Fincher’s de facto debut centers on a serial killer (mark your bingo cards) claiming victims based on the seven deadly sins. As Detectives Mills (Brad Pitt) and Somerset (Morgan Freeman) hunt the mastermind, their own personal lives become intertwined in the events. The twists are some of the most celebrated in all of film history, the gruesomeness announced to the world exactly how strong Fincher’s stomach was, and the performances (with some debate) are simply excellent. After the tragedy that was Alien 3, the studio’s desire to change Seven’s infamous ending to something more upbeat (a proposal against which Pitt threatened to leave the film) is yet another Hollywood legend of how suits almost ruined Fincher’s career before it could start.
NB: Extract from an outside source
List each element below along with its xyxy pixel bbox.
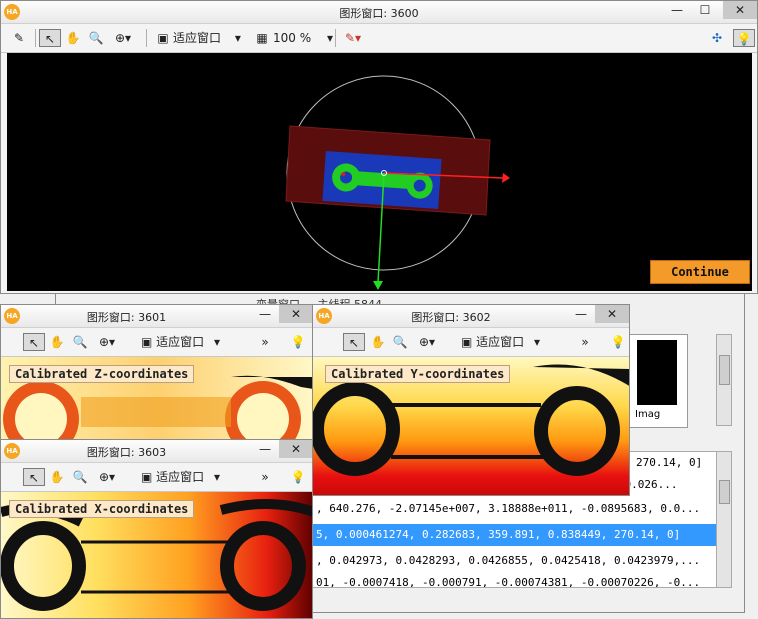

It isn’t that there aren’t enough words in this paragraph to talk about Fight Club, it’s that a university course would be needed to cover the debate around whether Fight Club works as a hypermasculine championing of misogyny, militance, and masochism or an unquestionable condemnation of those very things. The author of the novel, Chuck Palahniuk, is gay and meant for it to be an obvious critique of hypermasculinity, but for some of the deeper cinephiles on this side of the aisle, Fight Club goes further as an exploration of closeted men’s need to explore one another’s bodies without consequence. For some viewers, it’s a damning critique of capitalism and corporatism; another layer deeper, and Tyler Durden is a representation of Leninist statism against Marxist anarchism. In brief, Fight Club at this point has become the most accessible Rorschach test for film academics in modern history, and that alone raises it to a plane so ethereal that it earns its stripes here.
1The Social Network
Cited by many as the greatest film of the 2010s right at the start of the decade (until Parasite notably became its major contender right at the end), The Social Network follows Mark Zuckerberg on his journey from being dumped to being the youngest self-made billionaire in history at his time. The Social Network has what may be one of the greatest screenplays ever, Aaron Sorkin’s opening scene now a routine course on subtext and character agenda. It has what may be one of the greatest scores ever, Reznor and Ross’s orchestral simplicity against an electronic parade proposing Zuck is a machine with some strains of humanity left in him. It has some of the best performances of its stars’ careers, Jesse Eisenberg masterfully keeping the film’s tempo but Andrew Garfield’s Eduardo Saverin stealing the hearts. And the themes: take everything from the aforementioned movies about interrogations of capitalistic innovations, purposes of being alive, and hypermasculine masochism, wrap all those themes up in toaster cords, and toss them in the bathtub as democracy is washing its ass. That is The Social Network.